Que pouvez-vous partager à propos de la technologie et des objectifs spéciaux que vous avez utilisés pour nous emmener, nous les spectateurs, dans ces mondes numériques et virtuels ?
Travailler sur le langage visuel du film a été à la fois un défi et un plaisir, car en essayant de développer une expérience immersive dans le spectacle de notre vie numérique quotidienne, nous avons joué de manière créative avec les mêmes objectifs que ceux couramment utilisés pour accéder aux nouveaux territoires numériques. Le principe qui nous a inspiré était que de nos jours, presque partout où il y a une activité humaine, il y a aussi un appareil connecté au Web qui l’enregistre. Par conséquent, les personnages représentés dans le film sont racontés en interagissant constamment avec les images brutes enregistrées par les appareils qui les entourent, tels que les smartphones, les ordinateurs portables, les appareils électriques « intelligents », les caméras de surveillance, les casques de réalité virtuelle, les caméras embarquées : des regards machiniques et virtuels qui révèlent une nouvelle façon de vivre la réalité.
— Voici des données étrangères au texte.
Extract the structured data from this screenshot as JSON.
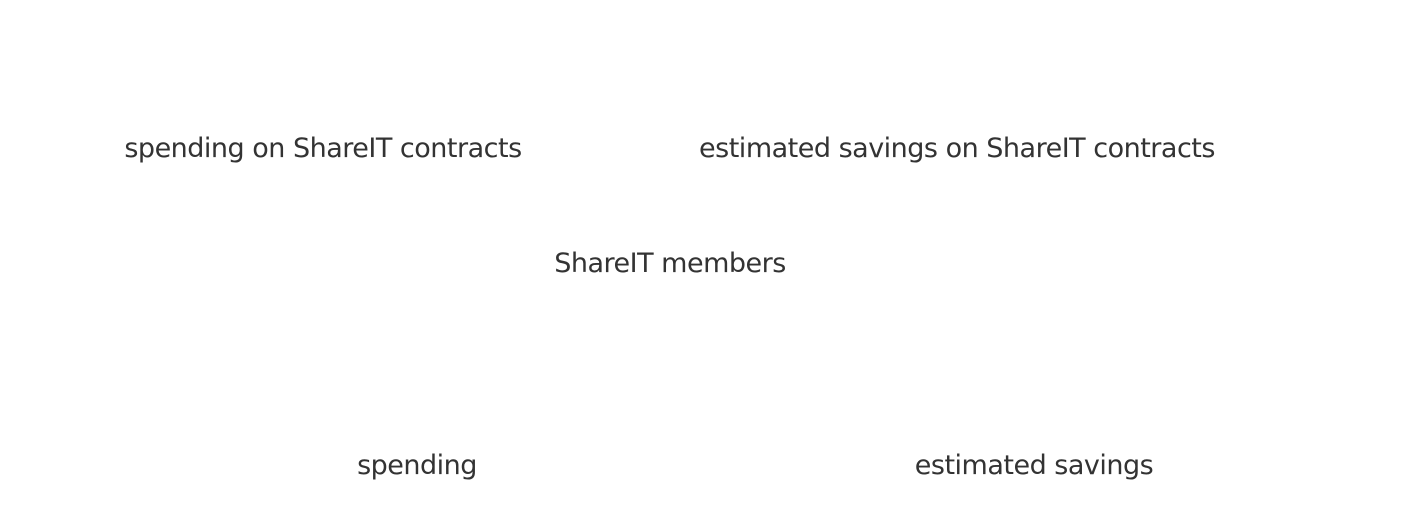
{
  "stats": {
    "top": [
      "spending on ShareIT contracts",
      "estimated savings on ShareIT contracts"
    ],
    "middle": "ShareIT members",
    "bottom": [
      "spending",
      "estimated savings"
    ]
  }
}
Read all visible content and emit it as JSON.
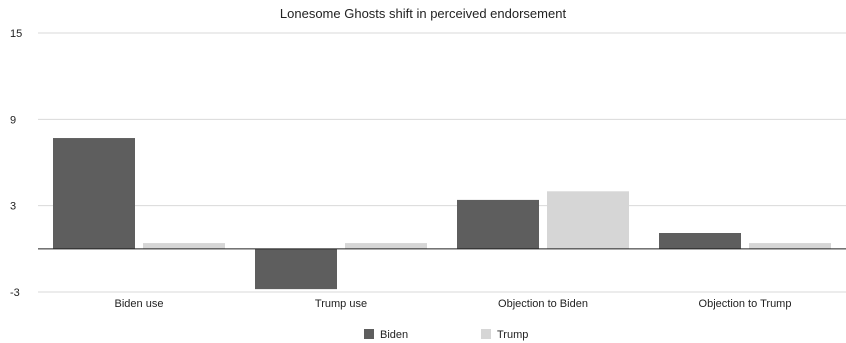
{
  "chart_data": {
    "type": "bar",
    "title": "Lonesome Ghosts shift in perceived endorsement",
    "categories": [
      "Biden use",
      "Trump use",
      "Objection to Biden",
      "Objection to Trump"
    ],
    "series": [
      {
        "name": "Biden",
        "values": [
          7.7,
          -2.8,
          3.4,
          1.1
        ],
        "color": "#5e5e5e"
      },
      {
        "name": "Trump",
        "values": [
          0.4,
          0.4,
          4.0,
          0.4
        ],
        "color": "#d6d6d6"
      }
    ],
    "yticks": [
      15,
      9,
      3,
      -3
    ],
    "ylim": [
      -3,
      15
    ],
    "grid": true,
    "legend_position": "bottom-center"
  }
}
Tous les personnages que nous rencontrons utilisent une grande variété de technologies numériques ordinaires, qui sont toujours équipées d’une sorte d’œil numérique, enregistrant leur environnement dans de nombreux formats, résolutions et styles différents, selon leur objectif : regards verticaux de smartphone ou champs de vision horizontaux de webcam, caméras de sécurité infrarouges, drones virtuels à l’intérieur d’une plateforme VR, regards zénithaux par satellite, photosphères à 360° capturant toutes les directions de vision possibles, scanners d’aspirateurs robotisés produisant des images en nuages de points d’un appartement.
En essayant d’imaginer et de recréer la façon dont les machines nous regardent, le film finit par transformer le familier en quelque chose d’inconnu, d’étrange, d’étranger, et à travers ses lentilles déformées, nous pouvons reconnaître notre existence contemporaine saturée de médias.